Apparently, Glenn Beck (who I don't watch) has a serious dislike of Woodrow Wilson, possibly informed by Jonah Goldberg's book, Liberal Fascism, which I have written about before. There are little pockets of discussion of Wilson all over the internet. (What? You haven't read them? You mean not everybody reads early 20th-century political theory for fun? Here's one from this week, just as a taste.)
It just so happens that I just finished teaching about Wilson this week. And I'm not a big fan, either. There are lots of reasons--Wilson was a racist, I think his vaunted "idealism" was rooted in a terribly naive worldview which at least partially contributed to the causes of WWII, and his espionage and sedition acts of 1918 (among other things) were, in my opinion, an example of one of the times when we as Americans did not live up to our stated principles. I could go on and on about these and other evils, real and imagined, but that's not the point.
The real reason I don't like Wilson is that I think he's overrated. If he were a bad guy and everyone agreed about it, I'd be fine with that. Or if my opinion of him were lower than most people's, but no one sang his praises, he wouldn't cross my radar screen. But what gets me is that many, many historians rank him among the best presidents. There was a great poll done by the Wall Street Journal in 2005 that ranked all the presidents from G.W. to G.W. (Washington to Bush). The thing I like about this particular poll is that they tried to balance liberals vs. conservatives, so in theory the ideology should balance out (unlike, say, the famous rankings done by the Schlessingers, which could be translated as "liberals good, conservatives bad"). I actually use that poll in my history class. But even on it, Wilson gets the #11 ranking of all time. (As an aside, you can't look at the ranking of George W. Bush with any confidence, as the poll was taken in 2005, immediately after his reelection and before the slide he took starting in 2006.)

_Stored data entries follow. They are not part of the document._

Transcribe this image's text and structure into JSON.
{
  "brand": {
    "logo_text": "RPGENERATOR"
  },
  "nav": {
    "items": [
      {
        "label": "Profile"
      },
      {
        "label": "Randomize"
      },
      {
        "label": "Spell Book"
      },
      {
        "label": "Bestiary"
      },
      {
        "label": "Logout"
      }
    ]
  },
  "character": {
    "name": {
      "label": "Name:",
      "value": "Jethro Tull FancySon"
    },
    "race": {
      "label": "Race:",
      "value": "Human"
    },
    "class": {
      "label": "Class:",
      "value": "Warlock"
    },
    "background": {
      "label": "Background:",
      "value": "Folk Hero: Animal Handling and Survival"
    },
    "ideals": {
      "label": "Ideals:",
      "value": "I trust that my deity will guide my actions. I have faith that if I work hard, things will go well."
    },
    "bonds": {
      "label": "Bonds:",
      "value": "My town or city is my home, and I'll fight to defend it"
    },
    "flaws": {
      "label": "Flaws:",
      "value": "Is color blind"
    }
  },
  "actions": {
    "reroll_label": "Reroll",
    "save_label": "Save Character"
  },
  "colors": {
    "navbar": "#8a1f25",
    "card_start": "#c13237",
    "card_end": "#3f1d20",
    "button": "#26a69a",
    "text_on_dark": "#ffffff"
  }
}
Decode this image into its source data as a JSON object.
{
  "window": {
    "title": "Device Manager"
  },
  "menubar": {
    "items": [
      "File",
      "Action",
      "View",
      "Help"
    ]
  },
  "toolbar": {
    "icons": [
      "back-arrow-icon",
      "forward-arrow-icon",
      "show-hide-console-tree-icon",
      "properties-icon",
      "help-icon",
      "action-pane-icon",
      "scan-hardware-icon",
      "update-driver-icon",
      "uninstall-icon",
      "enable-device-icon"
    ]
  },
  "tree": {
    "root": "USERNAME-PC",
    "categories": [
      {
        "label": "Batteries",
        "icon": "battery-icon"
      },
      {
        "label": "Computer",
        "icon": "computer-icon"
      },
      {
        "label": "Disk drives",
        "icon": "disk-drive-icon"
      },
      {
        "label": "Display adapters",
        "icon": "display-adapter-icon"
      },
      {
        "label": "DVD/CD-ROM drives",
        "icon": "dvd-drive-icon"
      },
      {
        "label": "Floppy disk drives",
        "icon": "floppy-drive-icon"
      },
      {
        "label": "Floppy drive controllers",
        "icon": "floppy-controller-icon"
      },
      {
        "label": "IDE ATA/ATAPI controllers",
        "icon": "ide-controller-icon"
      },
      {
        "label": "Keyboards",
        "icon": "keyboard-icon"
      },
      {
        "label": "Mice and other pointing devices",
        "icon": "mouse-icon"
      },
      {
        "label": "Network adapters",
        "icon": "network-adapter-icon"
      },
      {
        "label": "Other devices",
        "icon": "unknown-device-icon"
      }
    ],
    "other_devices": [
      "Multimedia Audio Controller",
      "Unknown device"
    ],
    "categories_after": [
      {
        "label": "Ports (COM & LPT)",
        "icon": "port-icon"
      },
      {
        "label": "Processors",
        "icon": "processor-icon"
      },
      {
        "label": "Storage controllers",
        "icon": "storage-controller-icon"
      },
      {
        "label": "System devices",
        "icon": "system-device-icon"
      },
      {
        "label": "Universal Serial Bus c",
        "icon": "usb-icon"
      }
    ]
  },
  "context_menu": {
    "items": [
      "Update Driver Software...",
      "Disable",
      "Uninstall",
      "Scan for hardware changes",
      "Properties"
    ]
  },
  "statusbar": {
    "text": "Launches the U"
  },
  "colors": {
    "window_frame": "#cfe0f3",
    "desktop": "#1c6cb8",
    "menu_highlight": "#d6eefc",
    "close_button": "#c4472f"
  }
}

Anyway, I understand why he gets the "near-great" designation. He was the first Democrat to win consecutive terms since Andrew Jackson. He is the guy who brought "progressivism" to the Democrats (where it would develop into modern liberalism). And you always get bonus points for winning a war, in his case WWI. Moreover, I never try to judge a president by whether or not I agree with his agenda (or else you get the Schlessinger problem). Even a liberal can respect Reagan's success, and even a conservative can respect FDR's. (And incidentally, I'm perfectly fine with FDR outranking Reagan--the 1930s depression was worse than the 1970s malaise, WWII was worse than the Cold War, and 4 landslides trump 2.) But I just happen to think that those criteria for which Wilson gets so much credit are mis-used. He only won his first term in 1912 because of the Taft vs. Teddy Roosevelt split. In neither of his two electoral college victories did he win over half of the popular vote (incidentally, the same was true of Bill Clinton, but that's just interesting trivia). And I firmly believe that although Wilson "won" the great war, he lost the peace. Moreover, I would say that it was his own ego that prevented the US ratification of thee Treaty of Versailles, and set the stage for WWII.
Anyway, historians can argue about that, and they do. But what amuses me is that I feel the exact same way about Kobe Bryant. I'm not a Kobe fan. Yes, he scores a ton of points, and yes, he has won several championships. But the main reason I don't like Kobe is because too many folks swoon and call him the best player of all time. I'm sorry--he's not the best player in today's league (that would be Lebron), he's not the best player ever at his position (that would be Michael Jordan), he wasn't the best player on his own team for four of his championships (that would be Shaq), and he's certainly not the best player in his franchise's history (behind Magic, Kareem, Shaq, possibly Jerry West, and that's not even counting the time Wilt Chamberlain was there). It just bugs the heck out of me that people walk around not knowing that, the same way they know that 2+2=4.
Oh, well. I guess that's why I blog.